Below are 5 steps for repairing power brakes.
Step 1: Initial Checks to Verify the Need for Brake Repairs
Most cars are equipped with a vacuum booster. The vacuum booster check, therefore, provides a quick means of verifying the effectiveness of your brakes. You can do this in 4 simple steps.
Switch off the engine.
Keep pumping the brake pedal until you completely bleed out the vacuum.
Hold the pedal down and simultaneously start the engine.
Confirm that the pedal depresses slightly as the vacuum refills.
If the refill does not occur, you’ve either have a blocked hose or a damaged booster.
If your car is fitted with a hydraulic-powered hydro-boost system, switch off the engine and follow the steps as detailed above. The failure of a vacuum refill signaled by the slight pedal depression on restarting the engine confirms a problem with your brake system.

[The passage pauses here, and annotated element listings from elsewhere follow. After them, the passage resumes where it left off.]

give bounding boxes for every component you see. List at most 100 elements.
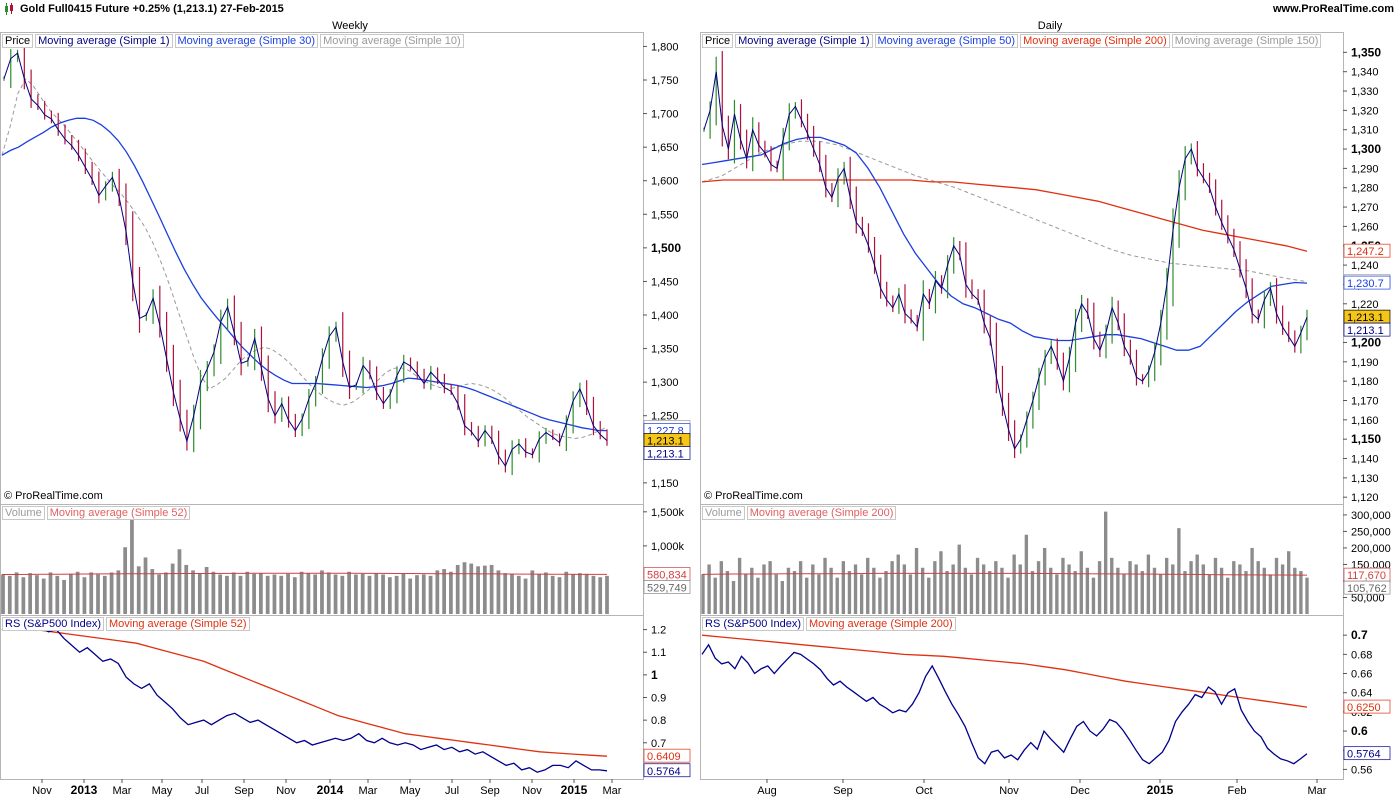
legend-rs[interactable]: RS (S&P500 Index) [702, 617, 804, 631]
volume-bar [14, 572, 19, 614]
volume-bar [550, 575, 555, 614]
volume-bar [1164, 557, 1169, 614]
rs-value-label: 0.5764 [1347, 749, 1381, 761]
x-tick-label: 2015 [1147, 783, 1174, 797]
volume-bar [564, 571, 569, 614]
y-tick-label: 1,400 [651, 310, 679, 322]
volume-bar [259, 573, 263, 614]
legend-volume[interactable]: Volume [702, 506, 745, 520]
volume-bar [591, 575, 596, 614]
y-tick-label: 0.64 [1351, 688, 1372, 700]
legend-rs-ma[interactable]: Moving average (Simple 200) [806, 617, 956, 631]
volume-bar [1189, 561, 1193, 614]
rs-value-label-box [1343, 746, 1391, 761]
legend-ma10[interactable]: Moving average (Simple 10) [320, 34, 464, 48]
x-tick-label: 2015 [561, 783, 588, 797]
legend-volume-ma[interactable]: Moving average (Simple 52) [46, 506, 191, 520]
y-tick-label: 1,260 [1351, 221, 1379, 233]
volume-bar [780, 580, 784, 614]
y-tick-label: 1,170 [1351, 395, 1379, 407]
volume-bar [725, 571, 730, 614]
volume-bar [1262, 567, 1266, 614]
volume-bar [1293, 567, 1297, 614]
volume-bar [1085, 567, 1090, 614]
legend-volume[interactable]: Volume [2, 506, 45, 520]
volume-bar [197, 573, 202, 614]
y-tick-label: 1,700 [651, 109, 679, 121]
legend-ma50[interactable]: Moving average (Simple 50) [874, 34, 1019, 48]
x-tick-label: Nov [32, 785, 52, 797]
volume-bar [920, 567, 925, 614]
volume-bar [1299, 571, 1303, 614]
x-tick-label: Oct [915, 785, 932, 797]
volume-bar [1226, 577, 1230, 614]
legend-price[interactable]: Price [2, 34, 34, 48]
x-tick-label: Sep [833, 785, 853, 797]
volume-bar [1024, 534, 1029, 614]
volume-bar [884, 571, 888, 614]
volume-bar [394, 575, 399, 614]
volume-bar [347, 571, 351, 614]
volume-bar [988, 571, 992, 614]
y-tick-label: 200,000 [1351, 543, 1391, 555]
volume-bar [231, 572, 236, 614]
volume-bar [1134, 564, 1138, 614]
volume-bar [584, 573, 589, 614]
volume-bar [320, 570, 324, 614]
legend-rs-ma[interactable]: Moving average (Simple 52) [106, 617, 250, 631]
site-link[interactable]: www.ProRealTime.com [1272, 3, 1394, 15]
legend-ma200[interactable]: Moving average (Simple 200) [1020, 34, 1170, 48]
legend-ma1[interactable]: Moving average (Simple 1) [35, 34, 173, 48]
volume-bar [1201, 564, 1205, 614]
legend-ma30[interactable]: Moving average (Simple 30) [174, 34, 319, 48]
volume-bar [1238, 564, 1242, 614]
legend-price[interactable]: Price [702, 34, 734, 48]
volume-bar [1280, 564, 1285, 614]
volume-bar [1244, 571, 1248, 614]
weekly-panel-frame [0, 32, 644, 780]
volume-bar [823, 557, 827, 614]
volume-last-value-label: 529,749 [647, 582, 687, 594]
volume-bar [1036, 561, 1041, 614]
x-tick-label: Nov [522, 785, 542, 797]
volume-bar [1274, 557, 1279, 614]
volume-bar [435, 570, 440, 614]
volume-bar [731, 580, 736, 614]
legend-ma150[interactable]: Moving average (Simple 150) [1171, 34, 1322, 48]
volume-bar [1067, 564, 1071, 614]
volume-bar [798, 561, 803, 614]
volume-bar [415, 575, 419, 614]
candlestick-logo-icon [5, 3, 13, 15]
y-tick-label: 1,150 [651, 478, 679, 490]
volume-bar [123, 547, 128, 614]
volume-bar [1305, 577, 1309, 614]
volume-bar [503, 573, 508, 614]
volume-bar [994, 561, 998, 614]
volume-last-value-box [643, 580, 691, 594]
legend-rs[interactable]: RS (S&P500 Index) [2, 617, 104, 631]
y-tick-label: 1 [651, 668, 658, 682]
ma-simple-50-line [701, 136, 1308, 351]
volume-bar [68, 573, 73, 614]
y-tick-label: 1,220 [1351, 299, 1379, 311]
legend-ma1[interactable]: Moving average (Simple 1) [735, 34, 873, 48]
volume-bar [469, 563, 474, 614]
weekly-copyright: © ProRealTime.com [4, 490, 103, 502]
volume-bar [896, 554, 900, 614]
volume-bar [449, 571, 453, 614]
rs-ma-value-label-box [1343, 699, 1391, 714]
price-value-label: 1,213.1 [1347, 312, 1384, 324]
volume-bar [489, 564, 494, 614]
volume-bar [577, 573, 582, 614]
volume-bar [28, 573, 33, 614]
volume-bar [537, 573, 542, 614]
volume-bar [1006, 577, 1010, 614]
volume-bar [292, 577, 297, 614]
legend-volume-ma[interactable]: Moving average (Simple 200) [746, 506, 897, 520]
volume-bar [1146, 554, 1151, 614]
volume-bar [177, 549, 182, 614]
y-tick-label: 1,320 [1351, 105, 1379, 117]
rs-value-label-box [643, 763, 691, 778]
volume-bar [7, 575, 12, 614]
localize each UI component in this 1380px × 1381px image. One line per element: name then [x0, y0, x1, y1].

Step 2: Gathering Necessary Tools and Materials
The tools needed for power brake repair include:
Service literature or manual guide
Air-operated tools—where applicable
Hand tools—where applicable
Materials needed for power brake repair include:
Brake proportioning valve
Power brake master cylinder and booster
Step 3: Actual Brake Installation
Power brake installation can be carried out in these quick steps:
Remove the old master cylinder after loosening the nuts
Slide new master cylinder into pre-existing studs projecting from the firewall
Tighten all studs with a power wrench
Lengthen the connecting brake lines, if necessary
Install the brake proportioning valve
Add the brake lines and thread down by hand
Tighten the brake lines using the appropriate wrench
Step 4: Bleeding the brakes
Bleeding the brakes takes 11 easy steps:
Leave your engine running (applicable to power brakes).
Disconnect the metal tubing carrying fluid to all of the wheels.
Depress the brake a couple of times then hold the pedal down.
Open the brake fluid reservoir.
Using a wire brush, clean the fitting where the brake liner enters the back of the wheel.
Using an appropriate wrench, loosen the brake line fitting.
Close fitting back (but not too tight).
Instruct a second person to depress the brake pedal a few times and then hold the pedal down.
Open fitting gently while a second person keeps the pedal depressed (old fluid spurts out).
Close the fitting when all of the pressure has been let out.
Repeat pedal pumping until the pressure builds up again.
Step 5: Final Safety Checks/Tips
Use Safety glasses.
Do not damage the brake lining fitting.
Keep pouring in the new brake fluid throughout the process of bleeding to keep all air out.
Remember to thread down lining by hand before using a wrench to ensure the proper fit.
Dispose of old fluid reasonably.
Following these simple steps, you can safely and reliably repair your power brakes.